In an interview Monday in his Harrisburg chambers, Jones offered his own definition of the term:

"An activist judge is one with whom you disagree," he said.

He also noted that it comes with the territory when you're on the federal bench.

"Dennis, every time we rule we make somebody unhappy," he said.

But Jones couldn't have made same-sex couples happier than he did last month when his 39-page ruling struck down Pennsylvania's ban on gay marriage.

The opinion's strongest language is in its final sentences, which Jones read for us.

"That same-sex marriage causes discomfort in some, does not make its prohibition constitutional," he said. "We are a better people than what these laws represent, and it is time to discard them into the ash heap of history."

But Jones' ruling isn't universally embraced. The Pennsylvania Pastors Network held a rally in the Capitol Monday blasting the ruling in general and Judge Jones specifically.

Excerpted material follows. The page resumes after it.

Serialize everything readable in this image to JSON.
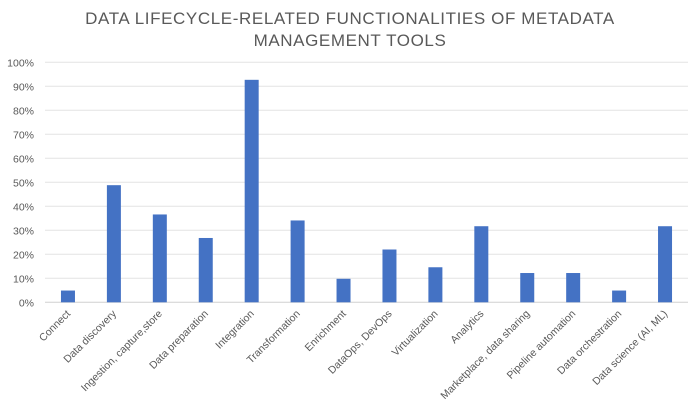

"I am now considered a homophobe if I don't embrace gay marriage," said an animated Pastor David Reinwald of Kissinger's Lutheran Church in Wyomissing.

"We are not here today to condemn anyone, but when the family and our culture is impacted by activist judges who seek to overturn God's laws and civil laws, we can't sit still and do nothing."

Sam Rohrer, president of the Pennsylvania Pastors Network, went a step further in targeting Jones.

"He ought to be removed from office," Rohrer said.

Jones seemed bemused but not surprised when he read those comments from pastors.

"You know, removing people from office might be a little on the extreme side when you don't agree with their decisions, but they're exercising their First Amendment rights," he said. "The last time I checked, we're not a theocracy and I did my job as a United States district judge, and if they disagree with it that's their right."

In 2005, Jones angered the religious right when he shot down the Dover School Board's attempt to teach creationism in science classes, referring to it as breathtakingly inane. With Lutheran roots, Jones says his personal beliefs don't enter in to his professional rulings.

Jones, however, would not be on the bench if not for conservatives. He was pushed by Senator Rick Santorum and given the lifetime appointment by former President George Bush. Conservatives now feel betrayed.

"That's unfortunate, but it's not a concern of mine that I particularly worry about and I think the public needs to understand we are detached ... and independent," he said.

This is judicial independence. If the public didn't understand it before, Jones enlightens us now.